Die Bitcoin-Blockchain verschlingt Unmengen an Strom und schadet somit dem Klima. Ist dem so? Cybergeld wird gerne von Kriminellen zur Geldwäsche genutzt. Oder doch nicht? Über Bitcoin & Co. ist viel Halbwissen im Umlauf, das mitunter auch im Kundengespräch in der Bank zur Sprache kommt. Was ist dran an den Mythen? Ein Faktencheck.

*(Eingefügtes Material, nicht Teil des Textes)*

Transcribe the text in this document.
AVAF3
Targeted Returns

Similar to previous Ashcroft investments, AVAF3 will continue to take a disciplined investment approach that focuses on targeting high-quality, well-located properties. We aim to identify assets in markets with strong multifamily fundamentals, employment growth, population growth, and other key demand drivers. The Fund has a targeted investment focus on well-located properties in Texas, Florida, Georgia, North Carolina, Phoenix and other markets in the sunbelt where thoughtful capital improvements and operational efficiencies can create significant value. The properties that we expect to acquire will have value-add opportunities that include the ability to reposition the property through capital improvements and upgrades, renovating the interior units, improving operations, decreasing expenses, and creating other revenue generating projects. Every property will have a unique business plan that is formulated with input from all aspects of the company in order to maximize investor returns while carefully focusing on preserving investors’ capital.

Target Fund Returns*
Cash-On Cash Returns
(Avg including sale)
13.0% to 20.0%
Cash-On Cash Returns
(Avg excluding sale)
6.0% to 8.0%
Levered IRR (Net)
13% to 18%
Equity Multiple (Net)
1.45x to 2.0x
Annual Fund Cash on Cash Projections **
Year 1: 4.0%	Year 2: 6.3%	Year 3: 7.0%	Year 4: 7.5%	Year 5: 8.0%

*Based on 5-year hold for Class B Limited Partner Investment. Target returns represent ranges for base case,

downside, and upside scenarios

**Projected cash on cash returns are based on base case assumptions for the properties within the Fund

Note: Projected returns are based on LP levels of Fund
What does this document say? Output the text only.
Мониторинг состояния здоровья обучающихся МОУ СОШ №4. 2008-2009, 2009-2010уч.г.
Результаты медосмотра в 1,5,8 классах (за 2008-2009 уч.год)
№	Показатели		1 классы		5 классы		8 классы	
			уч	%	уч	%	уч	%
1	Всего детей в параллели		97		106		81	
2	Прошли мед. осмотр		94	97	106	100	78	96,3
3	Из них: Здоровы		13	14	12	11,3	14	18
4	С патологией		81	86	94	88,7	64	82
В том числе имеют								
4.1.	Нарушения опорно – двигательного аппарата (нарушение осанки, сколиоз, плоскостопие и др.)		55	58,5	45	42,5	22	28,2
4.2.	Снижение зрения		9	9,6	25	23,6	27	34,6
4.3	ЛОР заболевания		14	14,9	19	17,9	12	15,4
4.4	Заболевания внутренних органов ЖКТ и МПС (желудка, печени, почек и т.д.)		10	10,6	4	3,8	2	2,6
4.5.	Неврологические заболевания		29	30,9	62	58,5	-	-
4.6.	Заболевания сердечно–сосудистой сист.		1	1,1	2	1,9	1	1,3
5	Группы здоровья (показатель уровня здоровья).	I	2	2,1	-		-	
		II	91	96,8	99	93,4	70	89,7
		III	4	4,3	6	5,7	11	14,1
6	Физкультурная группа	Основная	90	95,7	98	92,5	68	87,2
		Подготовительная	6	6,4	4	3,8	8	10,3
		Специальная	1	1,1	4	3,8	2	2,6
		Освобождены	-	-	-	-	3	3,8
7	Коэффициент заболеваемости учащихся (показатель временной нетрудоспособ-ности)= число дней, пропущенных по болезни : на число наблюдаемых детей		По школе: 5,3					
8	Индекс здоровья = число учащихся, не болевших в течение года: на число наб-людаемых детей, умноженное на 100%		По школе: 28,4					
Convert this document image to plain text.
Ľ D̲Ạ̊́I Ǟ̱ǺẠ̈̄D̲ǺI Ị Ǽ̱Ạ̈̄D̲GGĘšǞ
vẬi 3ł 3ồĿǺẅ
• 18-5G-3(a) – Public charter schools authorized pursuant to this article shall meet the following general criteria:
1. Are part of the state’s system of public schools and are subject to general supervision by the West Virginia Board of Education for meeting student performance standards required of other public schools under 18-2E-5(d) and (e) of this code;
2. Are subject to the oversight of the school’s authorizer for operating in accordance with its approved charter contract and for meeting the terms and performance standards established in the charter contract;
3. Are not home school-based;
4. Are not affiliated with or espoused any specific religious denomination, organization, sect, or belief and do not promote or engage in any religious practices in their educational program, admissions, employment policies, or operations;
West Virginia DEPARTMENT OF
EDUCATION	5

Blockchain ist nicht gleich Blockchain
Die Architektur jeder Blockchain ist anders. Für die sichere Datenaufbewahrung sind sie nur dann eine echte Option, wenn die Datenkette auf vielen unabhängigen Computern dezentral gespeichert wird. Das ist bei den meisten Blockchains aber nicht der Fall. Wenn mehrere Unternehmen ihre Computer zusammenschließen und darauf eine Blockchain laufen lassen, dann können die Beteiligten jederzeit die Daten der gesamten Kette einfach austauschen. Schon existiert eine alternative Version der Daten. Solche Konsortial-Blockchains sind also keine unveränderlichen Datenspeicher, sondern oftmals Augenwischerei. Noch leichter können die Daten verändert werden, wenn nur ein Unternehmen eine Blockchain aufsetzt. Eine solche private Blockchain ist nicht nur ineffizient, die Daten sind auch keineswegs vertrauenswürdig. Auf Knopfdruck können sie ersetzt oder verändert werden.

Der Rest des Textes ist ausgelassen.